What does senior manager fraud look like?

This type of fraud happens when criminals impersonate senior staff members within a company (such as the CEO or Managing Directors). They’ll contact employees to try and trick them into revealing sensitive information or make payments to an account managed by the fraudster. This is often done via company email in an attempt to look legitimate, but criminals may contact employees via telephone, social media or SMS too.

For example, they may target employees in the finance department claiming to need an urgent payment for a supplier, service or product, and then coach the employee to make the payment to the bank account details which they provide. They’ll often stress that it’s very urgent to try and panic the employee and get them to act without double checking.

But it’s not just the finance department at risk, criminals could target anyone within a company asking for confidential or sensitive information. Under the guise of a manager, they might ask employees for personal contact details of people within the business or details of how the business works. They could also send a classic phishing email asking the employee to click on a link which takes them to a malicious website or download an attachment that downloads dangerous malware.

And it’s not just senior managers and CEOs…

…criminals can impersonate other employees from within an organisation and ask a colleague for help. For example, they may target HR or payroll staff pretending to be a colleague and ask for their salary to be paid to a new account.

Fraudsters may also hack into company email addresses of suppliers or customers so they can send an email from a genuine company email address. From here, they could ask for company information or for an invoice to be paid to a different bank account.

What employees need to watch out for

• Be suspicious of emails coming from outside the organisation’s email. If the message is claiming to be from a colleague using a private email or non-work telephone number, employees should query this internally.
• Criminals may also set up personal email addresses in the name of a senior staff member. Hover over the email address or click on it to make sure you're seeing the actual email address of the sender and not just the email "From" or “Display” name.
• Criminals can also imitate senior staff members by hacking into company email accounts. Don’t assume that an email is genuine just because it’s coming from their email – question anything unusual or urgent internally.
• Be suspicious of a request for a payment to be made to a new bank account – employees should be extra vigilant in case it’s actually a bank account controlled by a fraudster.
• Messages coming from the manager when they’re out of the office. Sometimes criminals will do this deliberately, so employees can’t check with the manager in person.
• Unusual requests for gift cards. Criminals claiming to be team leaders may ask for employees to purchase these to ‘reward’ team members, telling them that they can claim the money back. Fraudsters often ask for these as it seems like an innocent request, but gift cards can easily be sold for cash online.

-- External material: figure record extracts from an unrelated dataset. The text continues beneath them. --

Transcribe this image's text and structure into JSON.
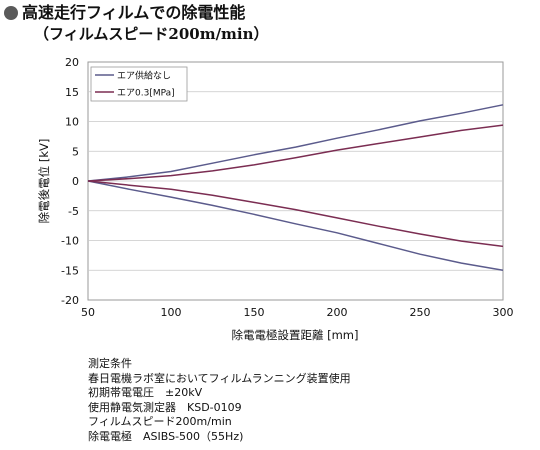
{
  "header": {
    "title": "高速走行フィルムでの除電性能",
    "subtitle": "（フィルムスピード200m/min）"
  },
  "chart_data": {
    "type": "line",
    "xlabel": "除電電極設置距離 [mm]",
    "ylabel": "除電後電位 [kV]",
    "xlim": [
      50,
      300
    ],
    "ylim": [
      -20,
      20
    ],
    "xticks": [
      50,
      100,
      150,
      200,
      250,
      300
    ],
    "yticks": [
      20,
      15,
      10,
      5,
      0,
      -5,
      -10,
      -15,
      -20
    ],
    "grid": "horizontal",
    "legend": "top-left",
    "x": [
      50,
      75,
      100,
      125,
      150,
      175,
      200,
      225,
      250,
      275,
      300
    ],
    "series": [
      {
        "name": "エア供給なし",
        "color": "#5b5b8c",
        "values": [
          0,
          0.7,
          1.6,
          3.0,
          4.4,
          5.7,
          7.2,
          8.6,
          10.1,
          11.4,
          12.8
        ]
      },
      {
        "name": "エア0.3[MPa]",
        "color": "#7b2d52",
        "values": [
          0,
          0.4,
          0.9,
          1.7,
          2.7,
          3.9,
          5.2,
          6.3,
          7.4,
          8.5,
          9.4
        ]
      },
      {
        "name": "エア供給なし",
        "color": "#5b5b8c",
        "values": [
          0,
          -1.4,
          -2.7,
          -4.1,
          -5.6,
          -7.2,
          -8.7,
          -10.5,
          -12.3,
          -13.8,
          -15.0
        ]
      },
      {
        "name": "エア0.3[MPa]",
        "color": "#7b2d52",
        "values": [
          0,
          -0.7,
          -1.4,
          -2.4,
          -3.6,
          -4.8,
          -6.2,
          -7.6,
          -8.9,
          -10.1,
          -11.0
        ]
      }
    ],
    "legend_entries": [
      {
        "label": "エア供給なし",
        "color": "#5b5b8c"
      },
      {
        "label": "エア0.3[MPa]",
        "color": "#7b2d52"
      }
    ]
  },
  "conditions": [
    "測定条件",
    "春日電機ラボ室においてフィルムランニング装置使用",
    "初期帯電電圧　±20kV",
    "使用静電気測定器　KSD-0109",
    "フィルムスピード200m/min",
    "除電電極　ASIBS-500（55Hz)"
  ]
}
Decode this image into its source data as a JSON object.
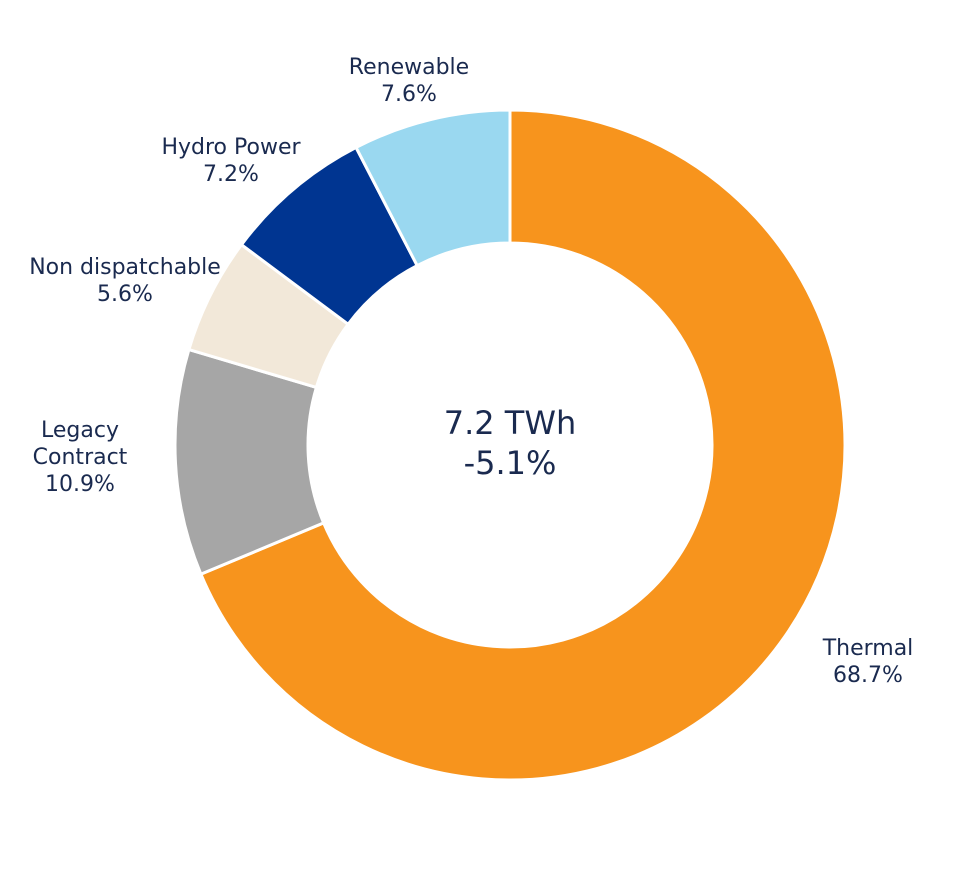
{
  "chart_data": {
    "type": "pie",
    "style": "donut",
    "center": {
      "line1": "7.2 TWh",
      "line2": "-5.1%"
    },
    "slices": [
      {
        "name": "Thermal",
        "label_lines": [
          "Thermal"
        ],
        "value_label": "68.7%",
        "value": 68.7,
        "color": "#f7941d"
      },
      {
        "name": "Legacy Contract",
        "label_lines": [
          "Legacy",
          "Contract"
        ],
        "value_label": "10.9%",
        "value": 10.9,
        "color": "#a6a6a6"
      },
      {
        "name": "Non dispatchable",
        "label_lines": [
          "Non dispatchable"
        ],
        "value_label": "5.6%",
        "value": 5.6,
        "color": "#f2e8d9"
      },
      {
        "name": "Hydro Power",
        "label_lines": [
          "Hydro Power"
        ],
        "value_label": "7.2%",
        "value": 7.2,
        "color": "#003591"
      },
      {
        "name": "Renewable",
        "label_lines": [
          "Renewable"
        ],
        "value_label": "7.6%",
        "value": 7.6,
        "color": "#9ad8f0"
      }
    ]
  }
}
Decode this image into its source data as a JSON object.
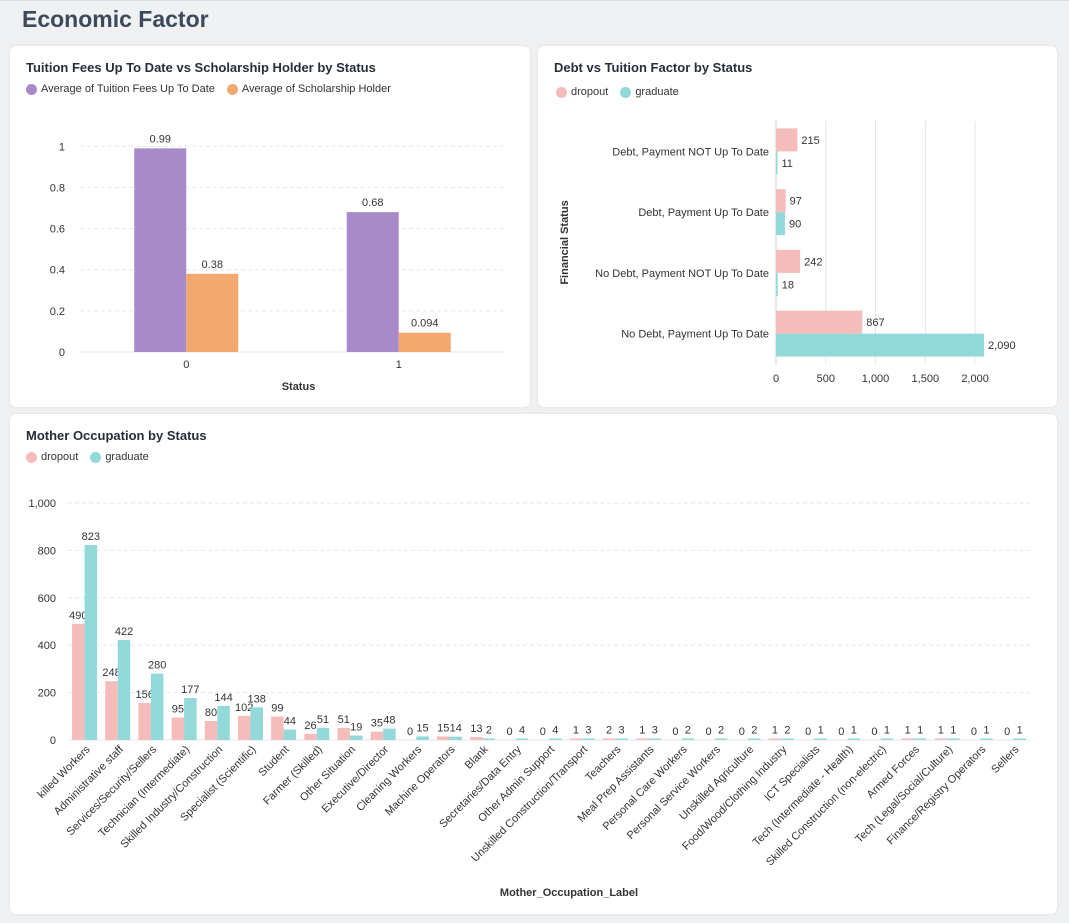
{
  "page": {
    "title": "Economic Factor"
  },
  "colors": {
    "purple": "#a98ac8",
    "orange": "#f2a86f",
    "dropout": "#f5bcbc",
    "graduate": "#93d9d9",
    "grid": "#e4e6ea",
    "text": "#333333"
  },
  "charts": {
    "tuition": {
      "title": "Tuition Fees Up To Date vs Scholarship Holder by Status",
      "legend": [
        "Average of Tuition Fees Up To Date",
        "Average of Scholarship Holder"
      ],
      "xlabel": "Status",
      "ticks": [
        "1",
        "0.8",
        "0.6",
        "0.4",
        "0.2",
        "0"
      ]
    },
    "debt": {
      "title": "Debt vs Tuition Factor by Status",
      "legend": [
        "dropout",
        "graduate"
      ],
      "ylabel": "Financial Status",
      "ticks": [
        "0",
        "500",
        "1,000",
        "1,500",
        "2,000"
      ]
    },
    "mother": {
      "title": "Mother Occupation by Status",
      "legend": [
        "dropout",
        "graduate"
      ],
      "xlabel": "Mother_Occupation_Label",
      "ticks": [
        "1,000",
        "800",
        "600",
        "400",
        "200",
        "0"
      ]
    }
  },
  "chart_data": [
    {
      "type": "bar",
      "title": "Tuition Fees Up To Date vs Scholarship Holder by Status",
      "xlabel": "Status",
      "ylabel": "",
      "categories": [
        "0",
        "1"
      ],
      "series": [
        {
          "name": "Average of Tuition Fees Up To Date",
          "values": [
            0.99,
            0.68
          ],
          "labels": [
            "0.99",
            "0.68"
          ]
        },
        {
          "name": "Average of Scholarship Holder",
          "values": [
            0.38,
            0.094
          ],
          "labels": [
            "0.38",
            "0.094"
          ]
        }
      ],
      "ylim": [
        0,
        1.05
      ],
      "grid": true,
      "legend": "top-left"
    },
    {
      "type": "bar",
      "orientation": "horizontal",
      "title": "Debt vs Tuition Factor by Status",
      "xlabel": "",
      "ylabel": "Financial Status",
      "categories": [
        "Debt, Payment NOT Up To Date",
        "Debt, Payment Up To Date",
        "No Debt, Payment NOT Up To Date",
        "No Debt, Payment Up To Date"
      ],
      "series": [
        {
          "name": "dropout",
          "values": [
            215,
            97,
            242,
            867
          ],
          "labels": [
            "215",
            "97",
            "242",
            "867"
          ]
        },
        {
          "name": "graduate",
          "values": [
            11,
            90,
            18,
            2090
          ],
          "labels": [
            "11",
            "90",
            "18",
            "2,090"
          ]
        }
      ],
      "xlim": [
        0,
        2200
      ],
      "grid": true,
      "legend": "top-left"
    },
    {
      "type": "bar",
      "title": "Mother Occupation by Status",
      "xlabel": "Mother_Occupation_Label",
      "ylabel": "",
      "categories": [
        "Unskilled Workers",
        "Administrative staff",
        "Services/Security/Sellers",
        "Technician (Intermediate)",
        "Skilled Industry/Construction",
        "Specialist (Scientific)",
        "Student",
        "Farmer (Skilled)",
        "Other Situation",
        "Executive/Director",
        "Cleaning Workers",
        "Machine Operators",
        "Blank",
        "Secretaries/Data Entry",
        "Other Admin Support",
        "Unskilled Construction/Transport",
        "Teachers",
        "Meal Prep Assistants",
        "Personal Care Workers",
        "Personal Service Workers",
        "Unskilled Agriculture",
        "Food/Wood/Clothing Industry",
        "ICT Specialists",
        "Tech (Intermediate - Health)",
        "Skilled Construction (non-electric)",
        "Armed Forces",
        "Tech (Legal/Social/Culture)",
        "Finance/Registry Operators",
        "Sellers"
      ],
      "category_display": [
        "killed Workers",
        "Administrative staff",
        "Services/Security/Sellers",
        "Technician (Intermediate)",
        "Skilled Industry/Construction",
        "Specialist (Scientific)",
        "Student",
        "Farmer (Skilled)",
        "Other Situation",
        "Executive/Director",
        "Cleaning Workers",
        "Machine Operators",
        "Blank",
        "Secretaries/Data Entry",
        "Other Admin Support",
        "Unskilled Construction/Transport",
        "Teachers",
        "Meal Prep Assistants",
        "Personal Care Workers",
        "Personal Service Workers",
        "Unskilled Agriculture",
        "Food/Wood/Clothing Industry",
        "ICT Specialists",
        "Tech (Intermediate - Health)",
        "Skilled Construction (non-electric)",
        "Armed Forces",
        "Tech (Legal/Social/Culture)",
        "Finance/Registry Operators",
        "Sellers"
      ],
      "series": [
        {
          "name": "dropout",
          "values": [
            490,
            248,
            156,
            95,
            80,
            102,
            99,
            26,
            51,
            35,
            0,
            15,
            13,
            0,
            0,
            1,
            2,
            1,
            0,
            0,
            0,
            1,
            0,
            0,
            0,
            1,
            1,
            0,
            0
          ],
          "labels": [
            "490",
            "248",
            "156",
            "95",
            "80",
            "102",
            "99",
            "26",
            "51",
            "35",
            "0",
            "15",
            "13",
            "0",
            "0",
            "1",
            "2",
            "1",
            "0",
            "0",
            "0",
            "1",
            "0",
            "0",
            "0",
            "1",
            "1",
            "0",
            "0"
          ]
        },
        {
          "name": "graduate",
          "values": [
            823,
            422,
            280,
            177,
            144,
            138,
            44,
            51,
            19,
            48,
            15,
            14,
            2,
            4,
            4,
            3,
            3,
            3,
            2,
            2,
            2,
            2,
            1,
            1,
            1,
            1,
            1,
            1,
            1
          ],
          "labels": [
            "823",
            "422",
            "280",
            "177",
            "144",
            "138",
            "44",
            "51",
            "19",
            "48",
            "15",
            "14",
            "2",
            "4",
            "4",
            "3",
            "3",
            "3",
            "2",
            "2",
            "2",
            "2",
            "1",
            "1",
            "1",
            "1",
            "1",
            "1",
            "1"
          ]
        }
      ],
      "ylim": [
        0,
        1000
      ],
      "grid": true,
      "legend": "top-left"
    }
  ]
}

How to stop fraud in the workplace

…tips for employees

• Stop and think - Usually the request sounds urgent to panic employees into acting without thinking. Remember to go through all the usual checks and balances.
•  Verify the person another way - Don’t be embarrassed to call the person sending the request or ask in person whether they made the request, or ask your manager. If you’re unsure, it’s always better to check.
• Report the suspicious message to the information security team – most email platforms have a ‘report suspicious email’ button which flags the message and blocks the sender. Employees should also report any other unusual contact that’s not on work channels (e.g. via SMS or social media).

…tips for businesses

• Educate your employees on common scams when they join the business, with regular refreshers and reminders of what to look out for. Promote a culture where employees feel safe to check and flag suspicious requests.
• You could set up a process to verify that senior manager requests for payments are legitimate. For example, employees could get confirmation over the phone or face-to-face/video as well as from a secondary channel such as a verified work email address.
• Business should remain vigilant and be aware of technology used by fraudsters which allows genuine voices and faces to be replicated, and ensure they have robust safeguards against deepfake-related fraud.
• Have a robust due diligence process in place to verify payment details, including change of account details for existing employees and contractors.
• Always check the originating email address and have a company security policy in place that warns when emails come from an external source.
• When a fraud takes place in a work setting, consider the impact it may have had on the employee. Falling victim to fraud can be upsetting, so take the time to check up on the employee’s wellbeing and offer support.
• Fraudsters might use the information on a manager’s ‘out of office’ reply to check when they are away and who to contact. You could suggest that your employees don’t provide this information to external replies.